Geschäftsführer Gunnar Löwe sagt, warum die Alten- und Pflegeheime kaum von der Grippewelle betroffen sind. „Die Bewohner gehen ja in der Regel nicht hinaus; vor allem gehen sie nicht dorthin, wo sie sich Grippeviren einfangen können, ins Herold-Center zum Beispiel.“ Wie viele Menschen tatsächlich an Influenza leiden, ist schwer zu ermitteln. Denn aktenkundig sind nur die Fälle, die beim Mediziner per Rachenabstrich festgestellt wurden. „Fast zwei Drittel der Menschen mit Grippesymptomen haben die meldepflichtige Influenza“, sagt Susanne Glasmacher, Sprecherin des Robert-Koch-Instituts (RKI). Hier werden die Abstriche im Nationalen Referenzzentrum für Influenza des RKI untersucht und gehen in den wöchentlichen Bericht der Arbeitsgemeinschaft Influenza ein. „Derzeit liegt die sogenannte Positivenrate bei 63 Prozent“, sagt Glasmacher. Ab 20 Prozent spreche das RKI von einer Grippewelle.

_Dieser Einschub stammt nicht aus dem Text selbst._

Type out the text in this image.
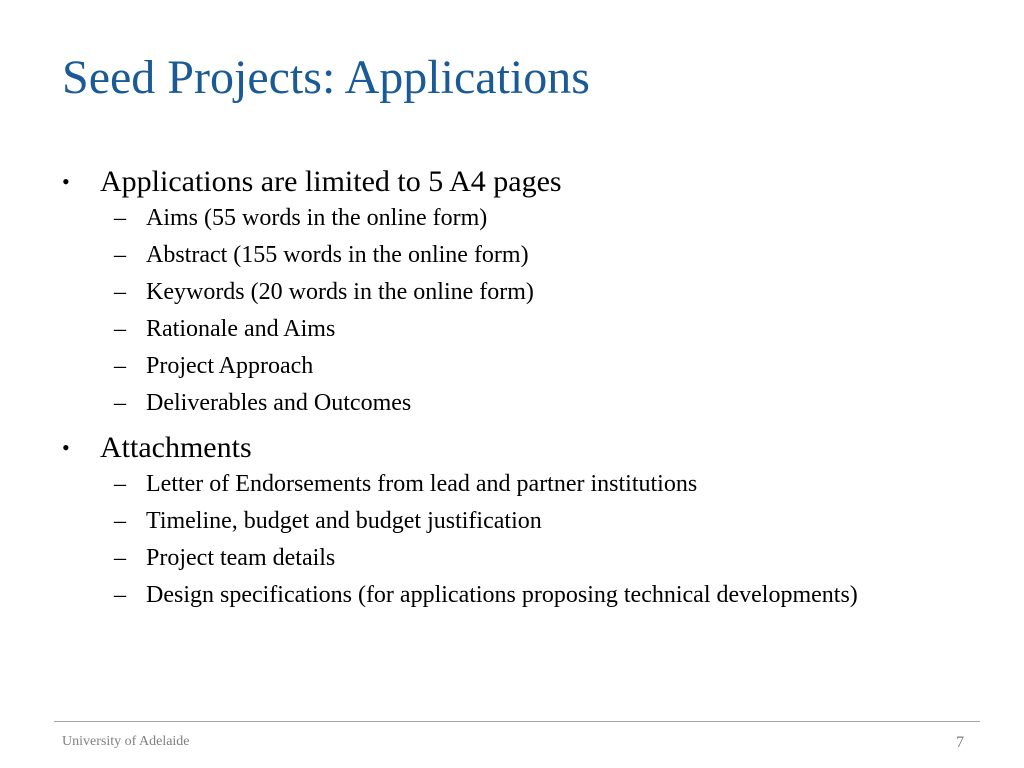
Seed Projects: Applications
• Applications are limited to 5 A4 pages
– Aims (55 words in the online form)
– Abstract (155 words in the online form)
– Keywords (20 words in the online form)
– Rationale and Aims
– Project Approach
– Deliverables and Outcomes
• Attachments
– Letter of Endorsements from lead and partner institutions
– Timeline, budget and budget justification
– Project team details
– Design specifications (for applications proposing technical developments)
University of Adelaide	7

Das RKI empfiehlt die Grippeschutzimpfung insbesondere für Menschen ab 60 Jahren, chronisch Kranke und Schwangere sowie medizinisches Personal. Obwohl eine Impfung zu Grippesaisonbeginn im Herbst empfohlen wird, ist sie auch jetzt noch möglich. Allerdings dauert es bis zu zwei Wochen, bis der Impfschutz aufgebaut ist. Hinzu kommt, dass in diesem Jahr die Impfung bei einem der drei derzeit vorkommenden Virentypen nur sehr schwach wirke, so das RKI. Und gerade dieser Typ sei für besonders stark verbreitet.